With the top line loaded up with the best offensive players, it's obvious that Crawford is hoping that a line that frequently dominates can continue to provide the majority of the team's offense while relying on the rest of the team to not fall apart defensively. If the game against Columbus was any indication, that plan is severely flawed.
The Stars were not only shutout, but were grossly outshot in the game. The Stars allowed 41 shots while barely mustering 25 themselves, and a good number of those came in a late-minute flurry.
With the Stars playing on the road, opposing coaches have the advantage of being able to get the last change, ensuring they get favorable matchups. Ken Hitchcock exploited this all game long. While James Neal was certainly electrifying at times, the top line produced no points and the rest of the Stars lineup was scrambling for a good part of the game.

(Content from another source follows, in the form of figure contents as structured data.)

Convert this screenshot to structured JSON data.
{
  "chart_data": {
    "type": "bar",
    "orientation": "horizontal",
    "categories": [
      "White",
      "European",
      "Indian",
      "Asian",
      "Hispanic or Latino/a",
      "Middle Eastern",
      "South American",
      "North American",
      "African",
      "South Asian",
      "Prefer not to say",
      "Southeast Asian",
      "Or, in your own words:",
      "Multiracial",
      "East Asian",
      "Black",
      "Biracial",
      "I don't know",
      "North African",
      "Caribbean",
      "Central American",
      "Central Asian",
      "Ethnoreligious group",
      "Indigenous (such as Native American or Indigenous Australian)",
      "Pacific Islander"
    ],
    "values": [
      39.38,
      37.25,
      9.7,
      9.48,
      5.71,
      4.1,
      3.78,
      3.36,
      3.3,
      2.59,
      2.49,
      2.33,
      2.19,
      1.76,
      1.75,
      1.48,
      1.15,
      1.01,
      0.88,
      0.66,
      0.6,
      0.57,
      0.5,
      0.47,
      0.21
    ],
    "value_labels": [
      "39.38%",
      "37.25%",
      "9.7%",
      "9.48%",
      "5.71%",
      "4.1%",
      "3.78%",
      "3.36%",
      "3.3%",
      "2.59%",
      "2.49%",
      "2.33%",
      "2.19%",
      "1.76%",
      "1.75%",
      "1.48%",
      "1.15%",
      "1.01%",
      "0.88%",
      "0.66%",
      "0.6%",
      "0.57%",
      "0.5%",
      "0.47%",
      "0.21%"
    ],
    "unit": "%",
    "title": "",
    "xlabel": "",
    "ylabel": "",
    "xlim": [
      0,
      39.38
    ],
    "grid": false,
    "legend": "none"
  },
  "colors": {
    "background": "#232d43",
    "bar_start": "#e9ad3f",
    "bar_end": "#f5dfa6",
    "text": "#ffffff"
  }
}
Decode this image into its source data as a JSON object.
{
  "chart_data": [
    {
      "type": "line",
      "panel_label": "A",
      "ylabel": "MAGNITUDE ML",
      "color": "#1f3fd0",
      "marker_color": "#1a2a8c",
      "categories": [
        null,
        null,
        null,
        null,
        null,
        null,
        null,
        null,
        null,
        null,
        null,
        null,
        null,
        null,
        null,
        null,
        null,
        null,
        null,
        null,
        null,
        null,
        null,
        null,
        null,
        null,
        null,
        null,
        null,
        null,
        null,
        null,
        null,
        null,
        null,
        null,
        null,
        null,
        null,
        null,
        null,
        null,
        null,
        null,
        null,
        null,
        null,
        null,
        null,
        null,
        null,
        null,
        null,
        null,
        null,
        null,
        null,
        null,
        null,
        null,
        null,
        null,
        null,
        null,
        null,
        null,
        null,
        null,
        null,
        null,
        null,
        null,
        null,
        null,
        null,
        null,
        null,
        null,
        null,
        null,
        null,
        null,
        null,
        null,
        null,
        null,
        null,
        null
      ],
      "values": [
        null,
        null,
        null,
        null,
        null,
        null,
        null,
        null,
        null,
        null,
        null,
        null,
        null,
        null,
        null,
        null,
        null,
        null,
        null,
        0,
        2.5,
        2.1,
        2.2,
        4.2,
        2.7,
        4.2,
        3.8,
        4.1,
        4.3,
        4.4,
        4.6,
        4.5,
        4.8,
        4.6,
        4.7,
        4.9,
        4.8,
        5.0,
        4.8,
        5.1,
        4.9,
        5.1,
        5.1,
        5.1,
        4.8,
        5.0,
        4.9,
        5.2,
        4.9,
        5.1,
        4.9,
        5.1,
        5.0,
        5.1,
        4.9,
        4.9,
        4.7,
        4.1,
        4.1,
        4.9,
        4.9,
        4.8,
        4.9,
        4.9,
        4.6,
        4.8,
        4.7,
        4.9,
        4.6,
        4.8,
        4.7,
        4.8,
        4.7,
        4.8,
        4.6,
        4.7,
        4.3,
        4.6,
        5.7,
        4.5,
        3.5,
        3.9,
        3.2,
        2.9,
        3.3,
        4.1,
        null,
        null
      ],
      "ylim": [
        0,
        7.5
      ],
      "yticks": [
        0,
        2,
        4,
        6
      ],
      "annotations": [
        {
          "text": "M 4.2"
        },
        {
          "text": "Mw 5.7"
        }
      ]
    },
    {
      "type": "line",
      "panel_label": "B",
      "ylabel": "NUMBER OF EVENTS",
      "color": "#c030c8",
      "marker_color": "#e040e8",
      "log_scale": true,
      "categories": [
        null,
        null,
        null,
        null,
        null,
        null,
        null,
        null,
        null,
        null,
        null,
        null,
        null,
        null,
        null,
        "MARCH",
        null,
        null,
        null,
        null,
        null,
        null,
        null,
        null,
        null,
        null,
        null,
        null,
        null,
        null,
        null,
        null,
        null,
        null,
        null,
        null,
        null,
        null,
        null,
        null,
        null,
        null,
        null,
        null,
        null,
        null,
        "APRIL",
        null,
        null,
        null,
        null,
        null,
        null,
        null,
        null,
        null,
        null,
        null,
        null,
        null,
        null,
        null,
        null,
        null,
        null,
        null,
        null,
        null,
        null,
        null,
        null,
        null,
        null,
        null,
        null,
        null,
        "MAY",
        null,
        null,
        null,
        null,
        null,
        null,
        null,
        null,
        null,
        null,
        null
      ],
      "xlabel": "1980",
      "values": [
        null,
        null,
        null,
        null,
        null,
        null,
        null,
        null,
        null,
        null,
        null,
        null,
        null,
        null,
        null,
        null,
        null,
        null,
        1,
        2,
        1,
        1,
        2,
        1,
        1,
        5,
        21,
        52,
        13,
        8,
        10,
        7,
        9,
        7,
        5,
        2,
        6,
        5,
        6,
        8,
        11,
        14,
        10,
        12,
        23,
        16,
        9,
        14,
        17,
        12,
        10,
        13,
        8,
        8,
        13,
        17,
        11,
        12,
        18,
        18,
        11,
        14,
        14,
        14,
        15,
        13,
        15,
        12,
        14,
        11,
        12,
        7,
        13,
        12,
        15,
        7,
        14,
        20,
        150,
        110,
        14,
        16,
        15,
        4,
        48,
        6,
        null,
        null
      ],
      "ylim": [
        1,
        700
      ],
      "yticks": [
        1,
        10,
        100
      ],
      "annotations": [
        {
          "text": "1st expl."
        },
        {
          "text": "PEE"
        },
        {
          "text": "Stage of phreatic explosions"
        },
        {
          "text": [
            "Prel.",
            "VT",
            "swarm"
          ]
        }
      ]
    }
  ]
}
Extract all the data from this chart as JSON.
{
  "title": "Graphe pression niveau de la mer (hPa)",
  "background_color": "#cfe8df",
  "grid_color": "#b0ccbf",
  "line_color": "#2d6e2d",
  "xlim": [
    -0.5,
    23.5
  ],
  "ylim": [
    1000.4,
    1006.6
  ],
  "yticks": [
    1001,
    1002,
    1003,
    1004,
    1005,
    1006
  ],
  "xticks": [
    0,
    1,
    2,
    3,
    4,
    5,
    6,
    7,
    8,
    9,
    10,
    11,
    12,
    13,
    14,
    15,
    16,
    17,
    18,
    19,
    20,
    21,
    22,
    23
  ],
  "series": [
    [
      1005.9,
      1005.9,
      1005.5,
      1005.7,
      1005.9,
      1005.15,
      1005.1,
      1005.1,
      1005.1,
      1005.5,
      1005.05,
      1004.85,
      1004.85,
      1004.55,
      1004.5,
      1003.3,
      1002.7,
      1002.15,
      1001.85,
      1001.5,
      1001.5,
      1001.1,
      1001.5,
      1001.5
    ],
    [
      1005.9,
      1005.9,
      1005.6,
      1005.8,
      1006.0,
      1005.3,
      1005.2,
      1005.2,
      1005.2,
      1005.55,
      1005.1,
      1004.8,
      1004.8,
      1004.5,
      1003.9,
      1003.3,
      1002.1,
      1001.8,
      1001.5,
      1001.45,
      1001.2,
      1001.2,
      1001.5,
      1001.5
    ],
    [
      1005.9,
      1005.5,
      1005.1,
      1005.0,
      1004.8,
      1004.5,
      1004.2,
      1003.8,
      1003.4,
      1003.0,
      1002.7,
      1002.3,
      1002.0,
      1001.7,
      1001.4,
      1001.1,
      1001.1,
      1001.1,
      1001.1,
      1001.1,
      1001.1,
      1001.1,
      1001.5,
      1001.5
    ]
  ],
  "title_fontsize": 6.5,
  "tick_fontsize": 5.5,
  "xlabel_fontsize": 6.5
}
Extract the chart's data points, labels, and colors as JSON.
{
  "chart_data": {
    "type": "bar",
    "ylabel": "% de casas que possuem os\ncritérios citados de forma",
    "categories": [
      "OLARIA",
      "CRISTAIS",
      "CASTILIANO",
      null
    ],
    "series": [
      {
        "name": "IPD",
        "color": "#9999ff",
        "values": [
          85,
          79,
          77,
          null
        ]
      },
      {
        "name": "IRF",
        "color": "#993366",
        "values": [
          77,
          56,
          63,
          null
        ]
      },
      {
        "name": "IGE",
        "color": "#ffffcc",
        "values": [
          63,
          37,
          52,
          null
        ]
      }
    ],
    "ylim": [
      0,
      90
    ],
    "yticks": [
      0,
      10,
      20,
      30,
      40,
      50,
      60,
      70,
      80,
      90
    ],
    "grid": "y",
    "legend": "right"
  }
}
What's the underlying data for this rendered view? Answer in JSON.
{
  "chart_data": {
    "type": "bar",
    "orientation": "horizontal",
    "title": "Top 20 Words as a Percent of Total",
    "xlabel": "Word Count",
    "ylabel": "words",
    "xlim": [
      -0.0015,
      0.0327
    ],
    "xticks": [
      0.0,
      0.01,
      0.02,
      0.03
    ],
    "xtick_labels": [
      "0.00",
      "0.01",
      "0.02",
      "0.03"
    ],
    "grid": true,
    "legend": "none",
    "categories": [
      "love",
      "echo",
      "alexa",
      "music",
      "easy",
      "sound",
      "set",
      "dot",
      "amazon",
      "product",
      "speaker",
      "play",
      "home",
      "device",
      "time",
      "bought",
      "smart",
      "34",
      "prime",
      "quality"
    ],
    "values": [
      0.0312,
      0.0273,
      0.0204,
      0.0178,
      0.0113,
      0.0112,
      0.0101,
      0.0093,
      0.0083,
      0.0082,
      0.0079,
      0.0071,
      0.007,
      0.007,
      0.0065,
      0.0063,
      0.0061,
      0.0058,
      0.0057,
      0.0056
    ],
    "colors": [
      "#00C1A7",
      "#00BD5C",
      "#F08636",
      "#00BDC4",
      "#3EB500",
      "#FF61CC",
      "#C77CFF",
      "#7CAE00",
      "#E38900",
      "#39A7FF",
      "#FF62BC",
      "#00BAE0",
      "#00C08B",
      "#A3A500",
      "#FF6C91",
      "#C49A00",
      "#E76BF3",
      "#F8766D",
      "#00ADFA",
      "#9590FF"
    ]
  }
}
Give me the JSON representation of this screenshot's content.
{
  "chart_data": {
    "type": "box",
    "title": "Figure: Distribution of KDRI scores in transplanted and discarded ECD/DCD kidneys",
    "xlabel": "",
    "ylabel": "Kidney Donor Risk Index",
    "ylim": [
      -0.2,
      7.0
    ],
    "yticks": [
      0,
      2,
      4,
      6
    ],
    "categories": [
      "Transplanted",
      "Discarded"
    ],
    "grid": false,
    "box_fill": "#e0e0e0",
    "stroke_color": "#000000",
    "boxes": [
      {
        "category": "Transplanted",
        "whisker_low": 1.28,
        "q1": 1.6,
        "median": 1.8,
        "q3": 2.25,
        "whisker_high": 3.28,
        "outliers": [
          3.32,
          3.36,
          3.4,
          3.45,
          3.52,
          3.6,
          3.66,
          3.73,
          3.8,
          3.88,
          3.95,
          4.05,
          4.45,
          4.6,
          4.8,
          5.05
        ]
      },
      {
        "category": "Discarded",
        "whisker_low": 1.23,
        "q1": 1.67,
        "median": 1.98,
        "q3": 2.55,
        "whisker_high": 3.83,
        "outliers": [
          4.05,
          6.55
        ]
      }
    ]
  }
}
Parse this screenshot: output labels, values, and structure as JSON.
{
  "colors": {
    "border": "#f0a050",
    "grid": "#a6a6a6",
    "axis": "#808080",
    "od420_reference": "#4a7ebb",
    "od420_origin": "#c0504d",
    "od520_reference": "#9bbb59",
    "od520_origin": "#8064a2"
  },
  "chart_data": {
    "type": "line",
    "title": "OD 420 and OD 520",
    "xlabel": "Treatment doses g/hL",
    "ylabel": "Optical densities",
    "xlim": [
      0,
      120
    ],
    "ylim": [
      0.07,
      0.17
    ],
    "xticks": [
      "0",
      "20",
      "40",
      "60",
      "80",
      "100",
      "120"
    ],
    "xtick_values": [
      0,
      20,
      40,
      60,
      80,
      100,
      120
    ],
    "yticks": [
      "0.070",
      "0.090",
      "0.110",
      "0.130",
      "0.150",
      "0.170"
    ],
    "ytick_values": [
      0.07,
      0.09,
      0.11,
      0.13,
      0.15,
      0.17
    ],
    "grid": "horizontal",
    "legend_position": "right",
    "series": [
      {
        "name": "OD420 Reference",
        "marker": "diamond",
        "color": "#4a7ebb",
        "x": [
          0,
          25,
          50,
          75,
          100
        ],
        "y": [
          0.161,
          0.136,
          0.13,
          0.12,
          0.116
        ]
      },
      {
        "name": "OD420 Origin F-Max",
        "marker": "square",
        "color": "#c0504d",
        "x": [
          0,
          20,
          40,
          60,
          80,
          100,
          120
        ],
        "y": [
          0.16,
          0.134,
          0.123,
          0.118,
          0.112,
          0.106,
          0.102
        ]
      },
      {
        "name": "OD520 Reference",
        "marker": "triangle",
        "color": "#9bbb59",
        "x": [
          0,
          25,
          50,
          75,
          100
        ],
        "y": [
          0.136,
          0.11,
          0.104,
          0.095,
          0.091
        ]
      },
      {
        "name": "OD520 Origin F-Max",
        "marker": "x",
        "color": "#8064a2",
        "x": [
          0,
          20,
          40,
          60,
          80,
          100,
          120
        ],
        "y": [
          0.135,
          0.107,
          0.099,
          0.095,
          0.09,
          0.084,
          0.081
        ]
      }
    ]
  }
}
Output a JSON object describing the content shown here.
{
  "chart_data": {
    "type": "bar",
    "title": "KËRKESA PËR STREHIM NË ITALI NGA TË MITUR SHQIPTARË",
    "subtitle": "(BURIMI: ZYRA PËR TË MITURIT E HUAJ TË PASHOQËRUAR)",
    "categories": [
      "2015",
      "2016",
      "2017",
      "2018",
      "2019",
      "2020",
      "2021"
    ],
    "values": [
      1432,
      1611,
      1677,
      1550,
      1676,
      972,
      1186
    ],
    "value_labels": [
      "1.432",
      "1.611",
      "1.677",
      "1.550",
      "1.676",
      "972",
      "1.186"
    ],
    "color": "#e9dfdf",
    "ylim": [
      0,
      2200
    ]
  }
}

So with Ribeiro out and the Stars struggling to find some way to get scoring from secondary sources, the questions becomes whether the Stars should continue to front load their lines or try and spread it out. There are certainly pros and cons to this (James Neal has yet to show he can consistently produce when not playing with Richards). If the Stars are unable to get goals from the top line, and the second and third lines are allowing a high number shots, then obviously something needs to change.
If Tom Wandell and even Mike Modano were able to spark any sort of production, then the question becomes moot. But as
What would you have the Stars do?
Should Crawford stick with the Brad Richards line that has been so succesful all season, hoping he can overwhelm the opposition?
Or should he spread the offense out, and rely on Tom Wandell and Mike Modano to try and spark the offense as well?